Al cierre de la temporada estival de este 2019, el turismo dejó en la Región cerca de 178 millones de euros, sólo en el mes de agosto. Un gran aporte tras el incremento en casi un 11% respecto al mismo mes del año anterior. Un gran aporte que se vería muy mermado en el caso de que la laguna no se encuentre en estado de albergar a estos turistas, significando una gran pérdida de ingresos para los empresarios del sector hostelero. Una pérdida de ingresos que no resultará, para nada, beneficiosa ante la situación de desaceleración que vive la economía en estos momentos.

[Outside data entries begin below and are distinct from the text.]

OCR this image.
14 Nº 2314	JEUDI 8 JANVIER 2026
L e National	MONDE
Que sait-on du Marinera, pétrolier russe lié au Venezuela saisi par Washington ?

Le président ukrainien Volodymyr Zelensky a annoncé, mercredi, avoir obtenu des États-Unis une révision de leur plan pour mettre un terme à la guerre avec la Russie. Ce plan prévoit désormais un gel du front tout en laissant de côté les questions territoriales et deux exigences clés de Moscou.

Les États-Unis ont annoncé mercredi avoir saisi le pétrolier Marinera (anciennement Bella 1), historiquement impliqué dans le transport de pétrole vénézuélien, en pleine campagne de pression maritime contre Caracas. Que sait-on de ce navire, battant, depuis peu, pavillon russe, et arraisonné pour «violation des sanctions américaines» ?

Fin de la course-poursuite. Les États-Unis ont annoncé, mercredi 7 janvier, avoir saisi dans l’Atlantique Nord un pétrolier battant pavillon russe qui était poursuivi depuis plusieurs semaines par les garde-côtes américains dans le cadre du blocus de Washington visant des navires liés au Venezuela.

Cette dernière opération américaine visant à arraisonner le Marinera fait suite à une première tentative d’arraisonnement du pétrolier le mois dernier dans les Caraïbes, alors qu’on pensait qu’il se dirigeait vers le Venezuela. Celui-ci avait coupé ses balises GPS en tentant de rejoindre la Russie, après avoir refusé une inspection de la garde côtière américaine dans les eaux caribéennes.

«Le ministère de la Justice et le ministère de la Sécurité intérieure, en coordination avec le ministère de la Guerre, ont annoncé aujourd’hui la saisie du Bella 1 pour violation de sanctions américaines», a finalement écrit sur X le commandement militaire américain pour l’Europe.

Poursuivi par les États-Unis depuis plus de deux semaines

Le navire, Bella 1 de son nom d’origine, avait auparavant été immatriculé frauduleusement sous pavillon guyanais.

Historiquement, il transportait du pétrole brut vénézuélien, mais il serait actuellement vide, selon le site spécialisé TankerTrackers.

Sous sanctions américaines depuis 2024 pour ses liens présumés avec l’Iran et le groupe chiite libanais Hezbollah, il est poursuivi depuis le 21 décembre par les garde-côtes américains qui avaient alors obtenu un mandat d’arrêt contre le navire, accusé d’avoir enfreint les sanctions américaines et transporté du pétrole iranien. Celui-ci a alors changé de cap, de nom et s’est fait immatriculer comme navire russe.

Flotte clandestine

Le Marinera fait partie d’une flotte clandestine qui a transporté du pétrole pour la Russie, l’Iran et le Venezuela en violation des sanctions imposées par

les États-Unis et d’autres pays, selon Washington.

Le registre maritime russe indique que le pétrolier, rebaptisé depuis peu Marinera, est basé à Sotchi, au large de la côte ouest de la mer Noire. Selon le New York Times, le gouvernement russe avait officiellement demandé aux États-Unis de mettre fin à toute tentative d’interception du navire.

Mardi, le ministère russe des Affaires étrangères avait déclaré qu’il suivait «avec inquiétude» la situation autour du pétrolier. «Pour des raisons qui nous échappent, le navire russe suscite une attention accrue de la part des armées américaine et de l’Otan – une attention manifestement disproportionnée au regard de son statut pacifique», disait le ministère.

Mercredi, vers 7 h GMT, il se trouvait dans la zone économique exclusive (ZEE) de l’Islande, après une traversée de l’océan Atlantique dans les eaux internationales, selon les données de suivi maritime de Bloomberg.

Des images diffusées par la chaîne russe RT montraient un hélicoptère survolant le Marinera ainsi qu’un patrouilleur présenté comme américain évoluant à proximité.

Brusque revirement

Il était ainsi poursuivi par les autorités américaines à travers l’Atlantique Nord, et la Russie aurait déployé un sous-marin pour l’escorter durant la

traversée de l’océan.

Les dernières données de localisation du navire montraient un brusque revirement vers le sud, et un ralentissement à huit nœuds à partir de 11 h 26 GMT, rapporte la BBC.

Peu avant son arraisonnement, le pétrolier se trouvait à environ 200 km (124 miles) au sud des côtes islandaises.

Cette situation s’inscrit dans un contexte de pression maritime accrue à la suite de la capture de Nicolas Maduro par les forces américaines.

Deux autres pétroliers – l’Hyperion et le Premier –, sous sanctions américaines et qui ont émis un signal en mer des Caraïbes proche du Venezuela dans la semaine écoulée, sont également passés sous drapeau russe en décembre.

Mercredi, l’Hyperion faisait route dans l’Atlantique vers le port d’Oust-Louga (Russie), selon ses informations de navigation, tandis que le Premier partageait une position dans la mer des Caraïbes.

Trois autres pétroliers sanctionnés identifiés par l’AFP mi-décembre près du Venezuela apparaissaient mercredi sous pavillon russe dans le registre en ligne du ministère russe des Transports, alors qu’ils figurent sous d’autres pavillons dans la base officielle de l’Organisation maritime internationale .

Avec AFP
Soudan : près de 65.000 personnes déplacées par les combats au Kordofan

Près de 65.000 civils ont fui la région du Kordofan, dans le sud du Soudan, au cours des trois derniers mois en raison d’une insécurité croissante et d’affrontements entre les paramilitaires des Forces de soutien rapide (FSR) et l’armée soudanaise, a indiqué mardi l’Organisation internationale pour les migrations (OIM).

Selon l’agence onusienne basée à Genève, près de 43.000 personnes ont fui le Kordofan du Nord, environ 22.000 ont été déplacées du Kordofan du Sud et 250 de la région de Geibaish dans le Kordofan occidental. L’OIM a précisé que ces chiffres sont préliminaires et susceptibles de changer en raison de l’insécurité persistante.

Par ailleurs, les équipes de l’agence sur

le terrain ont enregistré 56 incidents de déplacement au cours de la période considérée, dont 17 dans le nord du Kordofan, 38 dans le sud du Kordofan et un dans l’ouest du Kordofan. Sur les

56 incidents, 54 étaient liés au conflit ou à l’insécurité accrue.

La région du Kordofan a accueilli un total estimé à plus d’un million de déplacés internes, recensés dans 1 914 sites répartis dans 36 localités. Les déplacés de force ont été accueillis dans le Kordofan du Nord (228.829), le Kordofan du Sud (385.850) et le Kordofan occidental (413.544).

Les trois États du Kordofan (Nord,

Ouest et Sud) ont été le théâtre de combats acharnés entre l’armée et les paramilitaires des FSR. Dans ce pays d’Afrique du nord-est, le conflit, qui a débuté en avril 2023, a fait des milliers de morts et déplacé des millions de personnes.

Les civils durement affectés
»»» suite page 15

Por el lado del empleo, el turismo también es un gran agregado para el empleo. En el caso de España, de los empleos creados en noviembre (más de 106.000 empleos), aproximadamente más de 68.000 corresponden al sector turístico. En el caso de la Región de Murcia, a cierre del ejercicio pasado, el turismo había creado 20 puestos de empleo cada día en nuestra Región. En otras palabras, el turismo representa un gran motor para la generación de empleo en el país, así como en nuestra comunidad; lo que, ante la situación que vivimos en estos momentos, no estamos como para averiar la máquina.

Cerca de 35.000 empleos directos en la Región se corresponden al turismo. En el caso de la hostelería concentrada en los municipios rivereños, más de 3.000 profesionales hosteleros dependen del estado de la laguna para conservar su empleo. Es decir, una situación en la que, de no acometer las inversiones necesarias para recuperar y conservar el estado del Mar Menor, existe el grave peligro de que el estado de nuestra economía se deteriore, pues como podemos observar, así como hemos dicho a lo largo del artículo, el turismo se ha convertido en uno de los motores de crecimiento y desarrollo de la Región, valga la redundancia.

En resumen, estamos hablando de un gran activo regional y del que dependen muchos murcianos. Un activo irremediable que debemos salvar a toda costa, siendo una prioridad en nuestros presupuestos y en la política regional. El Mar Menor no solo es esa preciosa laguna que alberga a los murcianos en sus vacaciones de verano, sino que también, como lo denominaban algunos habitantes de la Región comúnmente, la gallina de los huevos de oro para el turismo regional. Se avecinan tiempos difíciles para la economía y la política, por ello, ¡salvemos el Mar Menor!